The \(\delta\)-hyperbolicity analysis is conducted at the prompt level; corpus-level analysis may yield different conclusions.
Only the hyperbolic variant of LoRA is explored; whether other PEFT methods such as Adapter and Prefix Tuning can be similarly hyperbolicized remains an open question.

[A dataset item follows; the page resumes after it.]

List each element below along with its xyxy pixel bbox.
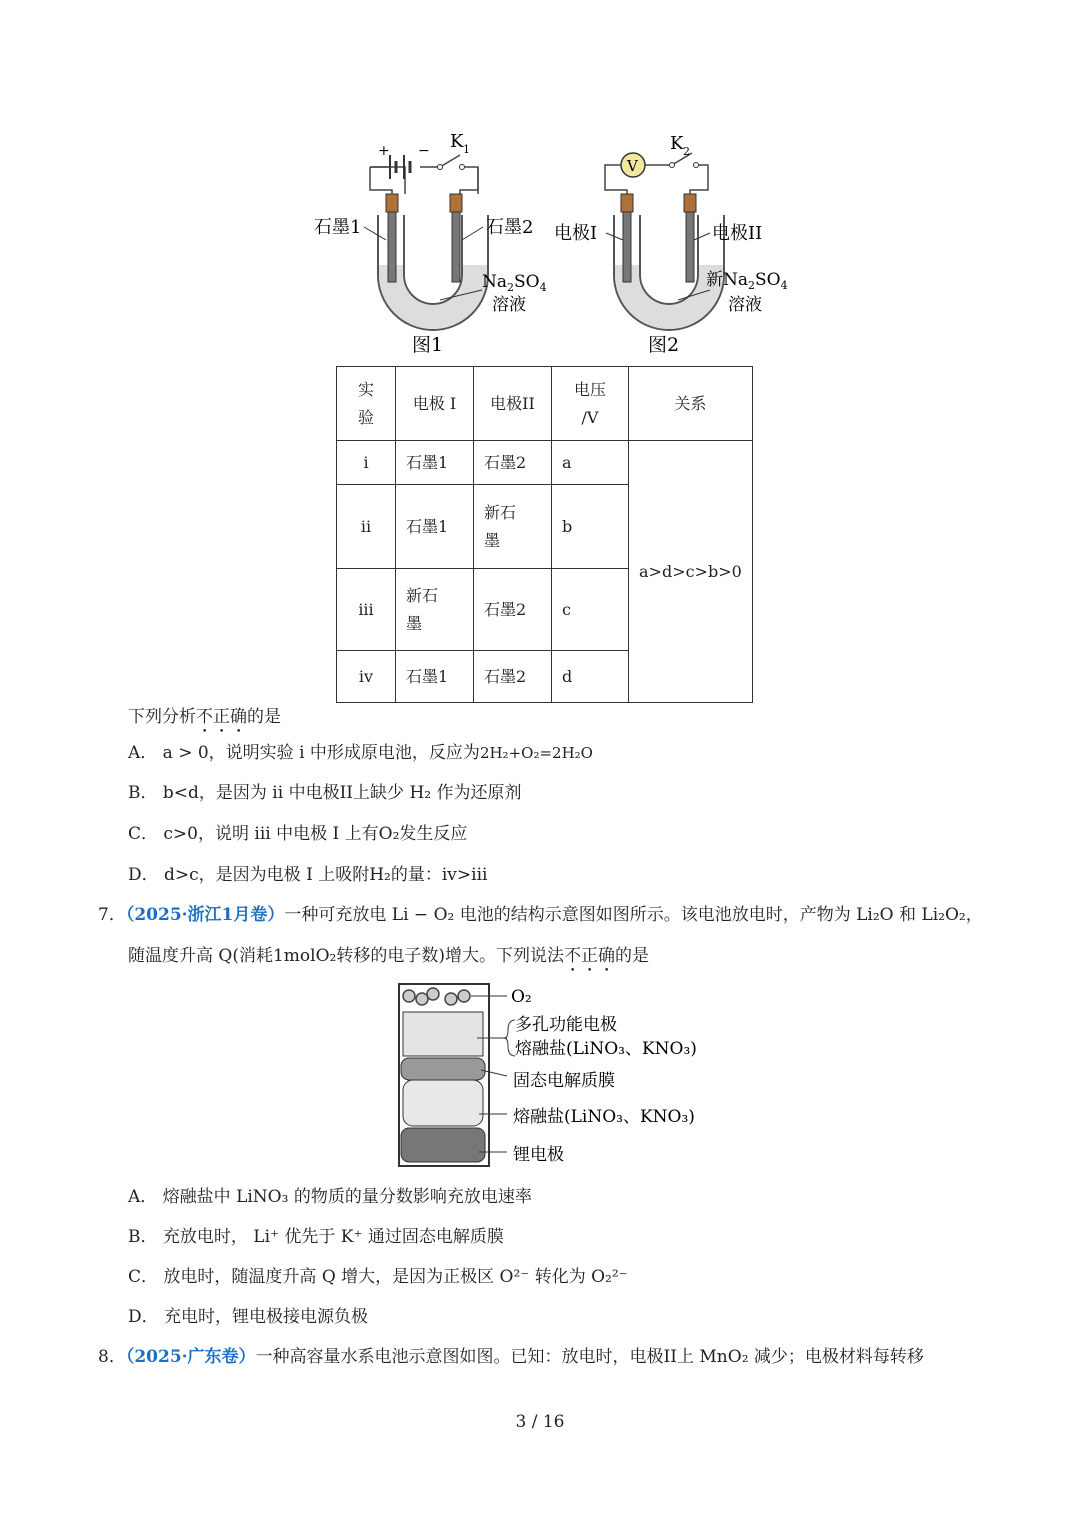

vs. LoRA: LoRA performs low-rank adaptation in Euclidean space as \(\Delta W = BA\); HypLoRA adds hyperbolic projection and LLR operations with the same parameter count, but introduces nonlinear higher-order terms.
vs. DoRA: DoRA decomposes weights into direction and magnitude components, an improvement within Euclidean space; HypLoRA changes the geometric space itself, making the two approaches orthogonal and combinable.
vs. Hyperbolic Transformers: Prior work (e.g., hyperbolic attention) trains models in hyperbolic space from scratch, which is prohibitively costly for LLMs; HypLoRA introduces hyperbolic geometry only during fine-tuning, making it far more practical.

Rating¶

Novelty: ⭐⭐⭐⭐⭐ First to introduce hyperbolic geometry into LLM fine-tuning, with analysis, method, and theory unified.
Experimental Thoroughness: ⭐⭐⭐⭐ Covers multiple models and tasks with sufficient ablation; lacks validation on a broader range of task types.
Writing Quality: ⭐⭐⭐⭐⭐ The logical chain from motivation → analysis → method → experiments is complete, with clear figures.
Value: ⭐⭐⭐⭐⭐ Opens a new direction for hyperbolic PEFT with significant implications for the community.